Parental involvement in dating
Parental involvement in dating - Free Online
Dating arose out of the eighteenth century philosophical movement we now call "Romanticism" which emphasized, among other things, passion rather than logic.Writers such as Rousseau lamented that Western civilization had fallen into the "error" of exalting reason over feelings.
This philosophy had far-reaching implications, impacting the arts, literature, government, and many other areas of society.In modern America, recreational dating is taken to be a positive good, like food, air, and sunshine, a necessary, inescapable activity.It is considered to be a normal and natural part of growing up - what could be more wholesomely American than taking a girl to the prom?But the fact is that dating was entirely unknown at the time the Scriptures were given to us.The modern dating system does not train young people to form a relationship.It trains them to form a series of relationships, and further trains them to harden themselves to the break-up of all but the current one. If neither one likes the other, then they both have had a bad experience.
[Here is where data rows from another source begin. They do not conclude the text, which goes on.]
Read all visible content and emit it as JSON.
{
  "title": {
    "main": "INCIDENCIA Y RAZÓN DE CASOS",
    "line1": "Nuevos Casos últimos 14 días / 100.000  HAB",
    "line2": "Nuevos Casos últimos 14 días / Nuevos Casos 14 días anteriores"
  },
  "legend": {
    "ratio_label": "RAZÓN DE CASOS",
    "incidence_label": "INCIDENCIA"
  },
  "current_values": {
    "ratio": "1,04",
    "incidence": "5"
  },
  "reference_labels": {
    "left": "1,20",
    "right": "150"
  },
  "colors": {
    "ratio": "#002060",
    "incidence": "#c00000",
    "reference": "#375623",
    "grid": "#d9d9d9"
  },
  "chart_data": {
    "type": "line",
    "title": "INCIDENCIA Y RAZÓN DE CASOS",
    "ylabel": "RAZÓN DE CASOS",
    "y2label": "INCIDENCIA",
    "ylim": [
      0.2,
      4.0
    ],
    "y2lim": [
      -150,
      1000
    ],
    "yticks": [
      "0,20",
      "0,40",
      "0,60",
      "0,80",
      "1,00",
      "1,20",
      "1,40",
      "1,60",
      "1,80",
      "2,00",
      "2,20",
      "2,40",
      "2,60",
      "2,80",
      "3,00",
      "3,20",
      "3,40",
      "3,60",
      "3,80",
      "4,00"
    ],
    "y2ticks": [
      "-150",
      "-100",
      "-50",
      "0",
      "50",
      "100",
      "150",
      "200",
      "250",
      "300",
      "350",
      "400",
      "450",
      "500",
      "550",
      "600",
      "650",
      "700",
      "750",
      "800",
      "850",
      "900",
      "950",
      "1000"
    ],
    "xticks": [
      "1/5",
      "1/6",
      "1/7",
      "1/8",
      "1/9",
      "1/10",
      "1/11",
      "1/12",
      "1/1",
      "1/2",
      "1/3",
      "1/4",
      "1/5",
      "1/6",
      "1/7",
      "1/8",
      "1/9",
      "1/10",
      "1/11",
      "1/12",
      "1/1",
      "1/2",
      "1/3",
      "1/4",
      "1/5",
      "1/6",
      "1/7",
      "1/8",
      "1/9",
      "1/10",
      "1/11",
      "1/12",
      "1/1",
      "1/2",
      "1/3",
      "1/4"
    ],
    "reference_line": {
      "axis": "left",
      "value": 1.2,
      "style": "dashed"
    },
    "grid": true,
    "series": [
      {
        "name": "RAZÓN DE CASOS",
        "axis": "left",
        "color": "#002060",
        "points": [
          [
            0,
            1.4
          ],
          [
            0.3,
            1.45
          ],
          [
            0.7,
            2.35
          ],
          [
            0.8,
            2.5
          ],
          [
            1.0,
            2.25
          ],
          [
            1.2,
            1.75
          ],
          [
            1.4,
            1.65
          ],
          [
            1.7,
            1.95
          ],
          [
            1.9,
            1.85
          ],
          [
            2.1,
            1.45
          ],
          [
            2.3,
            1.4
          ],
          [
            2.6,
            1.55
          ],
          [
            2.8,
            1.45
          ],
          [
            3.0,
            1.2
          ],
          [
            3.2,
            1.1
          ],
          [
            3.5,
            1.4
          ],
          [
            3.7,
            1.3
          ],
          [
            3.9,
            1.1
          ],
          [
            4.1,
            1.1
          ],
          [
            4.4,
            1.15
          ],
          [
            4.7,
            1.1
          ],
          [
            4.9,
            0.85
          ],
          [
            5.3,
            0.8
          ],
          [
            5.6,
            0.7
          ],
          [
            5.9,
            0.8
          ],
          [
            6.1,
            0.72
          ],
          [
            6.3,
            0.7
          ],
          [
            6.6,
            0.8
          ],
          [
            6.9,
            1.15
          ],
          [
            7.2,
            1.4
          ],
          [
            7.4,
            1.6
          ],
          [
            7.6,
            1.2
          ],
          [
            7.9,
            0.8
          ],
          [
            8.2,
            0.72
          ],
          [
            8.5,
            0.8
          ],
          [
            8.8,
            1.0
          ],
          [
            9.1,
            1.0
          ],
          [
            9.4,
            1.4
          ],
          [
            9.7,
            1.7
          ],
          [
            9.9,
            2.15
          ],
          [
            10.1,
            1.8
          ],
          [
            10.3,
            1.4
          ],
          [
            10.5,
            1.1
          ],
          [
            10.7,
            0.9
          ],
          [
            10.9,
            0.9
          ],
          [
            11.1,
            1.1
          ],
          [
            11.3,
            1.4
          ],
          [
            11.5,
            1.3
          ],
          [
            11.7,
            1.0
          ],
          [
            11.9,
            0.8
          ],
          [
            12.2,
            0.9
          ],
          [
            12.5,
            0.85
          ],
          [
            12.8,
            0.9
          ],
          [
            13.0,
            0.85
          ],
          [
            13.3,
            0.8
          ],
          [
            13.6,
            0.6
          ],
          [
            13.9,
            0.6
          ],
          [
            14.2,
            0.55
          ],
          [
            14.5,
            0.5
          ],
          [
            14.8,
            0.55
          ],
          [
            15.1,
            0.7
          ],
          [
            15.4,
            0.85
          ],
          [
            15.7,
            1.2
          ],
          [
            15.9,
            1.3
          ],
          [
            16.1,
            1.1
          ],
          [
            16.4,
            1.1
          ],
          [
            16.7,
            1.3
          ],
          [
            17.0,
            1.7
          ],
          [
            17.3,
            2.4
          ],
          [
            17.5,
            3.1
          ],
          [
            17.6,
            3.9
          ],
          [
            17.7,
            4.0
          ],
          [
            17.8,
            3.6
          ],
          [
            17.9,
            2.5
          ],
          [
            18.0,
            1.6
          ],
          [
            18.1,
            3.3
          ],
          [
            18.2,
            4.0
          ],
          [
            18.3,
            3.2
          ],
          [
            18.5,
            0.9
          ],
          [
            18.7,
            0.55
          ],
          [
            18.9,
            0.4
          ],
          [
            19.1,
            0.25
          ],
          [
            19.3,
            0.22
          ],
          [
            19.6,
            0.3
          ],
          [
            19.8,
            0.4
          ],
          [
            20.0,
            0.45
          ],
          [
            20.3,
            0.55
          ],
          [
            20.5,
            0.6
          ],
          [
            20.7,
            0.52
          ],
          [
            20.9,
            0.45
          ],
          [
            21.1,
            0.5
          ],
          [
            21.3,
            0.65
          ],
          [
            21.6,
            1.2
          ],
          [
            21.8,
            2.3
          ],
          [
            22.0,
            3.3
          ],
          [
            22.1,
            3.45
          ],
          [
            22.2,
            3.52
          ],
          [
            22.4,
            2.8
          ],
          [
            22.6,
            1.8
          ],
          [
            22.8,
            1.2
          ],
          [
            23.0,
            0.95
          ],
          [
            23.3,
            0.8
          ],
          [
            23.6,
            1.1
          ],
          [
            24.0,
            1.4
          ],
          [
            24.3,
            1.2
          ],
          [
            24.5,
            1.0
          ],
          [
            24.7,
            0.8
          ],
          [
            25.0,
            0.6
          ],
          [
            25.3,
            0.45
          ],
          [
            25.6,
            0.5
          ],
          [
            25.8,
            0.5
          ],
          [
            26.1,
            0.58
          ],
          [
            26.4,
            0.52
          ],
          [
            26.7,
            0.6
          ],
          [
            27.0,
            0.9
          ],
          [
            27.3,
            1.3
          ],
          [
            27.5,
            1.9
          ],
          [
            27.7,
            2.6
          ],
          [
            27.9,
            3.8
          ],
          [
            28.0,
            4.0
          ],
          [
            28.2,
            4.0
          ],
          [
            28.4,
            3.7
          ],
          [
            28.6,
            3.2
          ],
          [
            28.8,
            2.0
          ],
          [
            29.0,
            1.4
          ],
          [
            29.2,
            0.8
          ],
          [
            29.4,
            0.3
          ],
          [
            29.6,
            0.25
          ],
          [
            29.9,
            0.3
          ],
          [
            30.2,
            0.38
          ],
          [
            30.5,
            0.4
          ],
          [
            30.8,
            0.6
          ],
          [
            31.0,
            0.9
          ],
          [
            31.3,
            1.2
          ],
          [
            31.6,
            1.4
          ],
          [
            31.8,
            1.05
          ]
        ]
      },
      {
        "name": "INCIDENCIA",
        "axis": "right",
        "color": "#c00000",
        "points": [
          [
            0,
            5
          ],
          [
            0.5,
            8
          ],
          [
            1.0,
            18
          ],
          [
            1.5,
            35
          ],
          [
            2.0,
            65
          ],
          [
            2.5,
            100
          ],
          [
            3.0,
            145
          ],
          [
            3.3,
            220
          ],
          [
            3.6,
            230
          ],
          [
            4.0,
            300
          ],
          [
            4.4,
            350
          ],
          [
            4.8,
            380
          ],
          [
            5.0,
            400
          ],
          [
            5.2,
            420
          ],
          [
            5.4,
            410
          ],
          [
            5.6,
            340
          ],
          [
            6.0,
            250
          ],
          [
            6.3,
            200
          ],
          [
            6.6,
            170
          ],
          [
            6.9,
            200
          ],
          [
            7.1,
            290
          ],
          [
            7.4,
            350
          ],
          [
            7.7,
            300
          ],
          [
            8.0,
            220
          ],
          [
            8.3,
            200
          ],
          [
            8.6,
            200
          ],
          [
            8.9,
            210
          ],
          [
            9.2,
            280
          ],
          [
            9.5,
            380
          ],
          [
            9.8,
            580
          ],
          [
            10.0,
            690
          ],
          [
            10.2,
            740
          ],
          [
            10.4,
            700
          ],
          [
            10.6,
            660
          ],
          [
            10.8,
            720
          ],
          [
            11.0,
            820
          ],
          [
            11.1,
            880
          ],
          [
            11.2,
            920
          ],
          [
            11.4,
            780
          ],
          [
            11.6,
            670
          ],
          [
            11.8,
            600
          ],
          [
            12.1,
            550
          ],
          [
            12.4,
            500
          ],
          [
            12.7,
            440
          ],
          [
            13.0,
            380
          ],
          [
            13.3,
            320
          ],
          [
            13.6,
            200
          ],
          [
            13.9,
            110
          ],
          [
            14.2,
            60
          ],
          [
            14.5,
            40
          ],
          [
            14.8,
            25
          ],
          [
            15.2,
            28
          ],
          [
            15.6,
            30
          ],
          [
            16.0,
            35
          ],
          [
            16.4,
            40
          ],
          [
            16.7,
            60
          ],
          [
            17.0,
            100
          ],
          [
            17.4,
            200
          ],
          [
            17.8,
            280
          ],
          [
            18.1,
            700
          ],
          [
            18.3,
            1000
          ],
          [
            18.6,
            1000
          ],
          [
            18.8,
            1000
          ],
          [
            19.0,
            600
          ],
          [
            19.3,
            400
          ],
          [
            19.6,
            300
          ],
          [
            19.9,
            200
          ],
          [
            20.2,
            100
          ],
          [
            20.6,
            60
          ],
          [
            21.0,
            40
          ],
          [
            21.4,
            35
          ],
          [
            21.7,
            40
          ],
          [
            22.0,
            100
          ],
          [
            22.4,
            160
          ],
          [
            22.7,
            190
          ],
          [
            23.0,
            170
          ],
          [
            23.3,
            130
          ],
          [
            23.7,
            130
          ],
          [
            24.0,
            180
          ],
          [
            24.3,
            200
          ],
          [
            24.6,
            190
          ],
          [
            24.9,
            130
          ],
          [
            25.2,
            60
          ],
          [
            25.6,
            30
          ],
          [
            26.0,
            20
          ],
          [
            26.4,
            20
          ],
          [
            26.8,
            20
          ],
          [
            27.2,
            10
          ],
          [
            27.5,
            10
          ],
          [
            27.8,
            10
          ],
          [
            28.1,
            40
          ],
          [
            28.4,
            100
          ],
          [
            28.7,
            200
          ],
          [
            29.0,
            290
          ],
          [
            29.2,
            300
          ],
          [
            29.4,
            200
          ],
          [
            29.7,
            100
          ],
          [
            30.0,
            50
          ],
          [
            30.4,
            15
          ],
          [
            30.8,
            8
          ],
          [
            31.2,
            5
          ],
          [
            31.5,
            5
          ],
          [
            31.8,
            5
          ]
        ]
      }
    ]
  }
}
At the very least, this system is as much a preparation for divorce as it is for marriage. If they initially "hit it off" and continue the relationship, then the eventual temptation to engage in sex is strong, especially if they happen to be teenagers, still under the roof of their parents.
Whenever the other person starts to wear a little thin, you just slip out the back, Jack. And of course, if during the dating period one of the "sweethearts" is interested in staying together but the other has a change of heart and wants out of the relationship, the possibilities for emotional snarls and interesting complications are almost endless. Prior to that time, marriage always involved much more input from the parents, and "trial relationships" leading up to marriage (what we now call "dating") were not conducted at all.
Of interest to our discussion, though, is its effects on relationships between men and women.
While love between husbands and wives has always been assumed, it was generally not perceived as a pre-requisite for entering marriage.
Rather, it was understood that married partners would grow to love one another.
Other factors in weighing marriage decisions were generally considered to be more significant.